Perhaps the engineers don't care that a plant works for a long time, but it certainly concerns an industrialist who buys it to put it in his own company. Anyone wishing to buy the 1MW plant would surely pay it a lot of money, he should adapt his company so that he can exploit it and then have to base his future production on the certainty that that plant supplies the necessary energy with continuity and safety. Would you do this for an object that was only tested for a few days or a few months? Or would you like to make sure that what you are buying will work for at least a year? And this guarantee, who can give it to you, if no one ever did a long-term test on that product? These are basic concepts, don't you really realize it?
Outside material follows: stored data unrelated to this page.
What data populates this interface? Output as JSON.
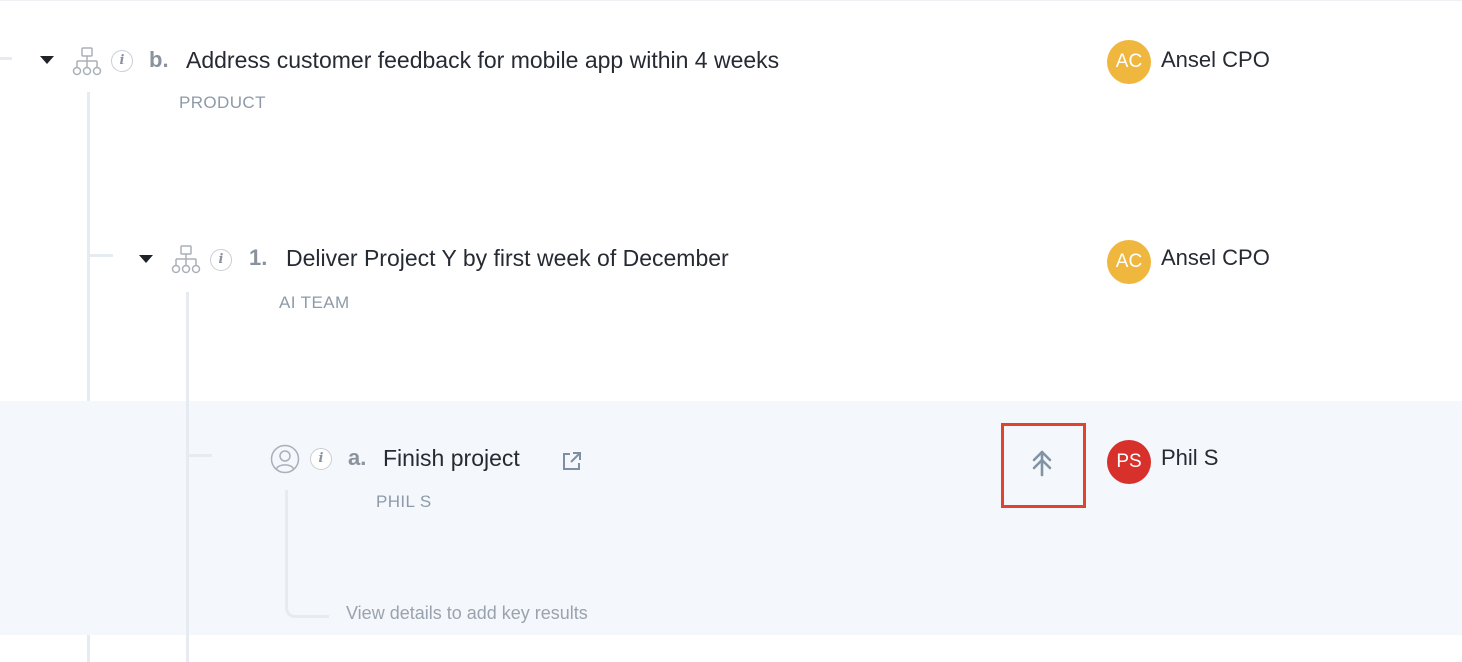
{
  "colors": {
    "accent_gold": "#f0b73e",
    "accent_red": "#d8302a",
    "highlight_bg": "#f4f7fb",
    "focus_box": "#e0442c"
  },
  "rows": [
    {
      "index": "b.",
      "title": "Address customer feedback for mobile app within 4 weeks",
      "team": "PRODUCT",
      "owner_initials": "AC",
      "owner_name": "Ansel CPO",
      "icon": "org-tree-icon"
    },
    {
      "index": "1.",
      "title": "Deliver Project Y by first week of December",
      "team": "AI TEAM",
      "owner_initials": "AC",
      "owner_name": "Ansel CPO",
      "icon": "org-tree-icon"
    },
    {
      "index": "a.",
      "title": "Finish project",
      "team": "PHIL S",
      "owner_initials": "PS",
      "owner_name": "Phil S",
      "icon": "person-icon",
      "hint": "View details to add key results"
    }
  ]
}
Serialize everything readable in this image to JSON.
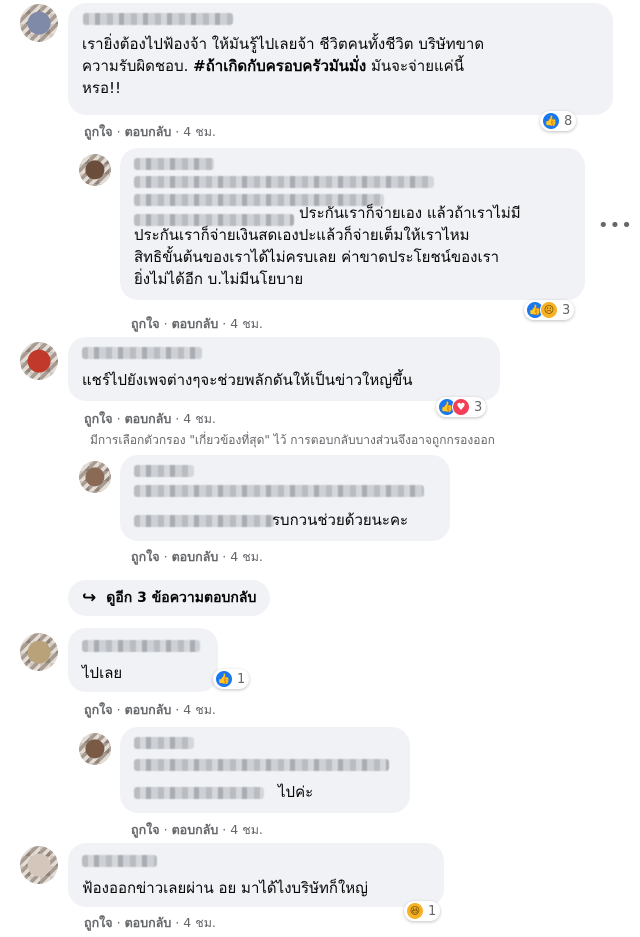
{
  "comments": [
    {
      "text": "เรายิ่งต้องไปฟ้องจ้า  ให้มันรู้ไปเลยจ้า  ชีวิตคนทั้งชีวิต  บริษัทขาด\nความรับผิดชอบ. ",
      "hashtag": "#ถ้าเกิดกับครอบครัวมันมั่ง",
      "text_end": " มันจะจ่ายแค่นี้\nหรอ!!",
      "actions": {
        "like": "ถูกใจ",
        "reply": "ตอบกลับ",
        "time": "4 ชม."
      },
      "reactions": {
        "icons": [
          "like"
        ],
        "count": "8"
      }
    },
    {
      "text": "ประกันเราก็จ่ายเอง แล้วถ้าเราไม่มี\nประกันเราก็จ่ายเงินสดเองปะแล้วก็จ่ายเต็มให้เราไหม\nสิทธิขั้นต้นของเราได้ไม่ครบเลย ค่าขาดประโยชน์ของเรา\nยิ่งไม่ได้อีก บ.ไม่มีนโยบาย",
      "actions": {
        "like": "ถูกใจ",
        "reply": "ตอบกลับ",
        "time": "4 ชม."
      },
      "reactions": {
        "icons": [
          "like",
          "sad"
        ],
        "count": "3"
      }
    },
    {
      "text": "แชร์ไปยังเพจต่างๆจะช่วยพลักดันให้เป็นข่าวใหญ่ขึ้น",
      "actions": {
        "like": "ถูกใจ",
        "reply": "ตอบกลับ",
        "time": "4 ชม."
      },
      "reactions": {
        "icons": [
          "like",
          "love"
        ],
        "count": "3"
      }
    },
    {
      "text": "รบกวนช่วยด้วยนะคะ",
      "actions": {
        "like": "ถูกใจ",
        "reply": "ตอบกลับ",
        "time": "4 ชม."
      }
    },
    {
      "text": "ไปเลย",
      "actions": {
        "like": "ถูกใจ",
        "reply": "ตอบกลับ",
        "time": "4 ชม."
      },
      "reactions": {
        "icons": [
          "like"
        ],
        "count": "1"
      }
    },
    {
      "text": "ไปค่ะ",
      "actions": {
        "like": "ถูกใจ",
        "reply": "ตอบกลับ",
        "time": "4 ชม."
      }
    },
    {
      "text": "ฟ้องออกข่าวเลยผ่าน อย มาได้ไงบริษัทก็ใหญ่",
      "actions": {
        "like": "ถูกใจ",
        "reply": "ตอบกลับ",
        "time": "4 ชม."
      },
      "reactions": {
        "icons": [
          "haha"
        ],
        "count": "1"
      }
    }
  ],
  "filter_note": "มีการเลือกตัวกรอง \"เกี่ยวข้องที่สุด\" ไว้ การตอบกลับบางส่วนจึงอาจถูกกรองออก",
  "more_replies": {
    "icon": "reply-arrow-icon",
    "label": "ดูอีก 3 ข้อความตอบกลับ"
  },
  "options_icon": "more-options-icon",
  "colors": {
    "bubble": "#f0f2f5",
    "meta": "#65676b",
    "like": "#1877f2",
    "love": "#f33e58",
    "sad": "#f7b125"
  }
}
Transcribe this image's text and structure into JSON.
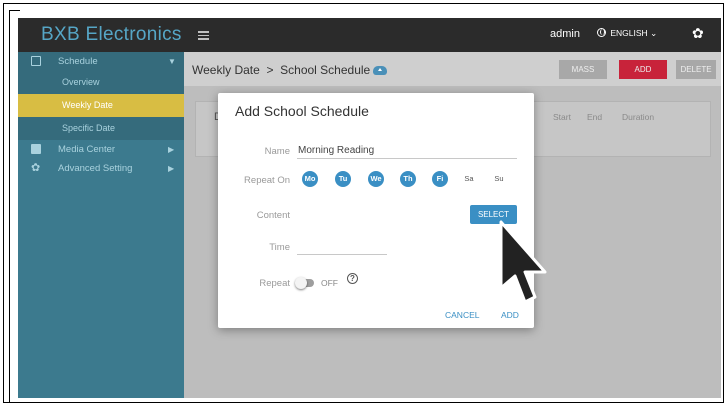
{
  "brand": "BXB Electronics",
  "sidebar": {
    "schedule": "Schedule",
    "sub": [
      "Overview",
      "Weekly Date",
      "Specific Date"
    ],
    "media": "Media Center",
    "advanced": "Advanced Setting"
  },
  "topbar": {
    "user": "admin",
    "language": "ENGLISH"
  },
  "breadcrumb": "Weekly Date  >  School Schedule",
  "toolbar": {
    "mass": "MASS",
    "add": "ADD",
    "delete": "DELETE"
  },
  "panel": {
    "first_letter": "D",
    "columns": [
      "Start",
      "End",
      "Duration"
    ]
  },
  "dialog": {
    "title": "Add School Schedule",
    "name_label": "Name",
    "name_value": "Morning Reading",
    "repeat_on_label": "Repeat On",
    "days": [
      {
        "label": "Mo",
        "on": true
      },
      {
        "label": "Tu",
        "on": true
      },
      {
        "label": "We",
        "on": true
      },
      {
        "label": "Th",
        "on": true
      },
      {
        "label": "Fi",
        "on": true
      },
      {
        "label": "Sa",
        "on": false
      },
      {
        "label": "Su",
        "on": false
      }
    ],
    "content_label": "Content",
    "select_label": "SELECT",
    "time_label": "Time",
    "repeat_label": "Repeat",
    "repeat_state": "OFF",
    "help_glyph": "?",
    "cancel": "CANCEL",
    "add": "ADD"
  },
  "colors": {
    "accent": "#3a8fc4",
    "danger": "#c8233a",
    "sidebar": "#3c7a8e",
    "active": "#d8bd43"
  },
  "icons": [
    "menu-icon",
    "globe-icon",
    "chevron-down-icon",
    "gear-icon",
    "cloud-upload-icon",
    "calendar-icon",
    "folder-icon",
    "help-icon",
    "cursor-arrow-icon"
  ]
}
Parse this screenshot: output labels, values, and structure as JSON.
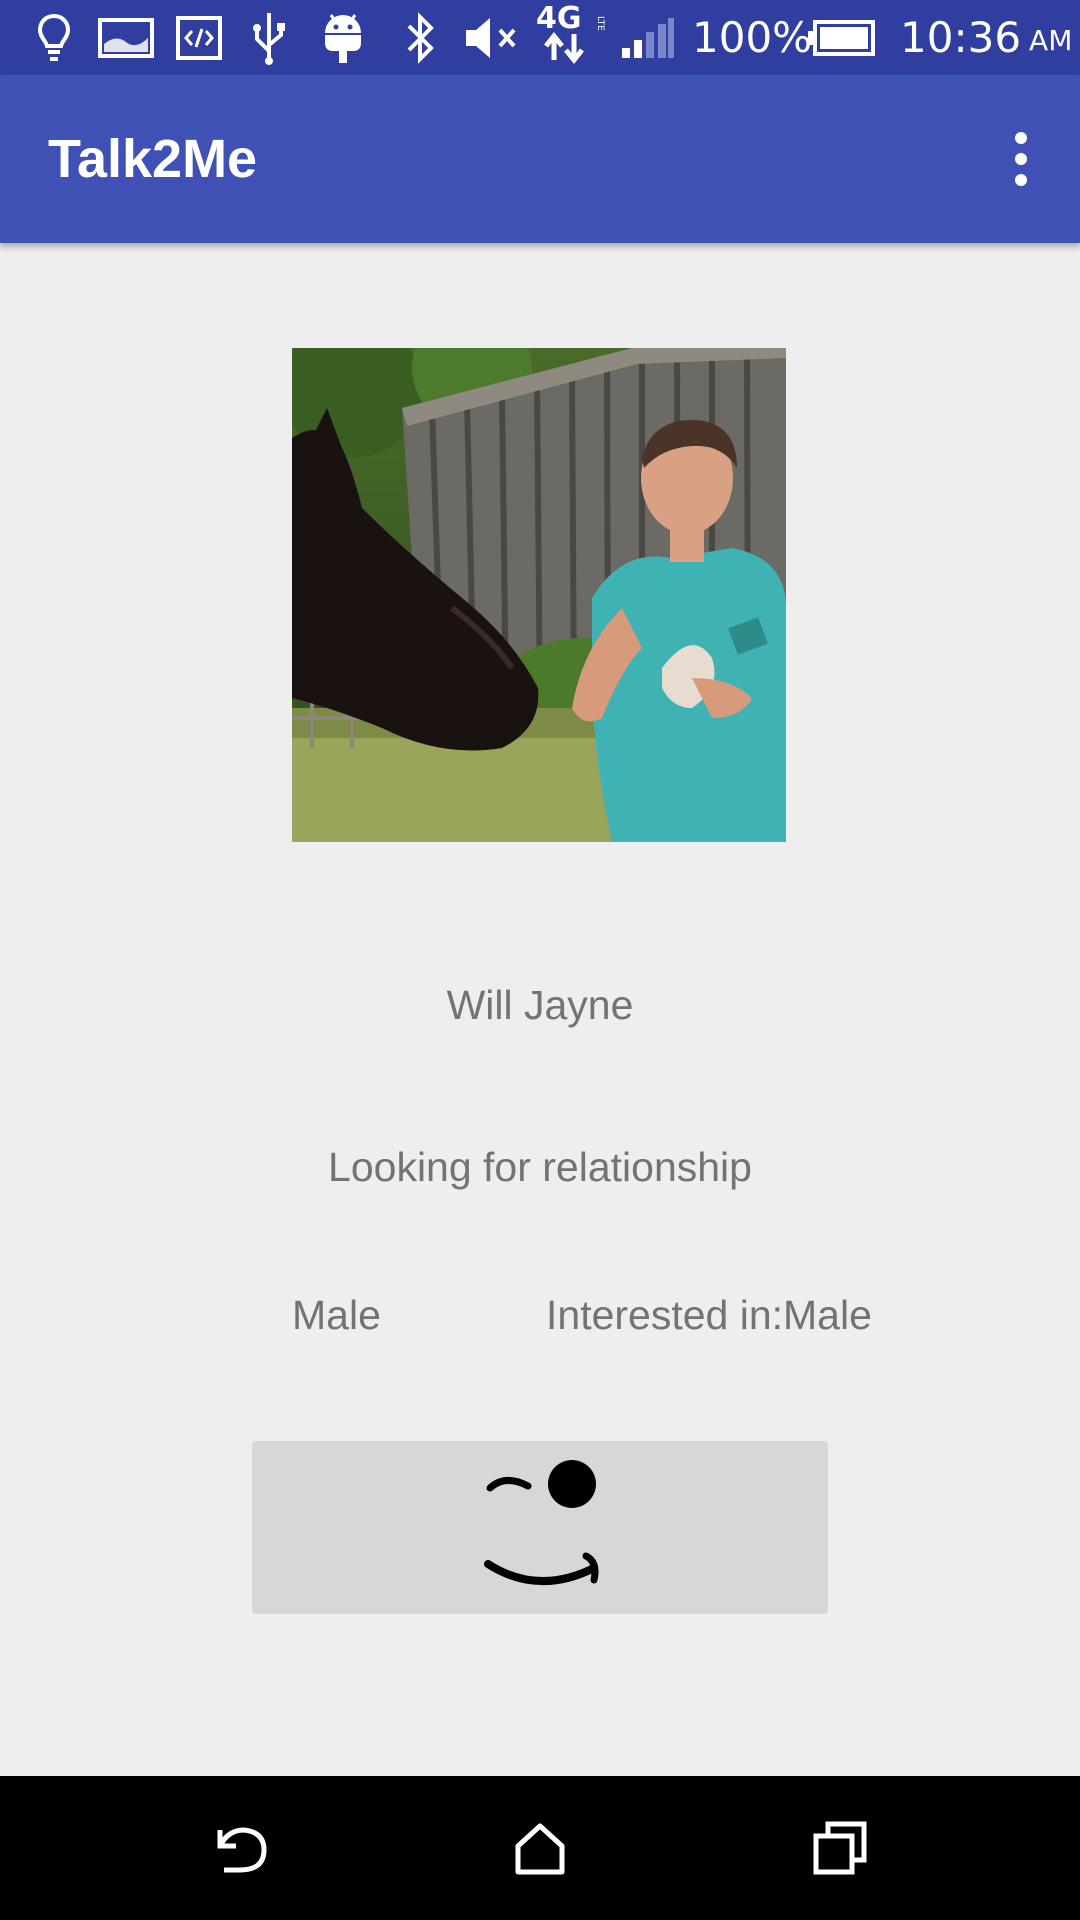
{
  "status_bar": {
    "battery_percent": "100%",
    "time": "10:36",
    "time_suffix": "AM",
    "network": "4G",
    "network_sub": "LTE",
    "icons": [
      "lightbulb-icon",
      "image-icon",
      "code-icon",
      "usb-icon",
      "android-icon",
      "bluetooth-icon",
      "mute-icon",
      "network-4g-lte-icon",
      "signal-icon",
      "battery-icon"
    ]
  },
  "app_bar": {
    "title": "Talk2Me",
    "menu_icon": "more-vert-icon"
  },
  "profile": {
    "photo_alt": "profile photo",
    "name": "Will Jayne",
    "status": "Looking for relationship",
    "gender": "Male",
    "interested_in": "Interested in:Male"
  },
  "actions": {
    "wink_icon": "wink-face-icon"
  },
  "nav_bar": {
    "icons": [
      "back-icon",
      "home-icon",
      "recents-icon"
    ]
  },
  "colors": {
    "status_bar": "#303f9f",
    "app_bar": "#3f51b5",
    "background": "#eeeeee",
    "text_secondary": "#737373",
    "button_bg": "#d6d7d7"
  }
}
SSC - you need here to join the dots. I don't think you can be an engineer. At least not an experienced one.
IH could happily do a long-term test themselves. Indeed, i'm sure they did, and got stable results over time. The problem is that those stable results were positive only on spoofed Rossi/Fulvio tests and COP=1 on genuine independent tests.
The Rossi 1MW test was useless for this purpose since it was not properly documented. Rossi was there tinkering with things, mending non-working reactors, etc, etc the whole time.
For commercial reliability measures you need to document failures, and investigate failure modes. All of which IH could do (and had ample time to do) in-house. None of which was done in the long-term test.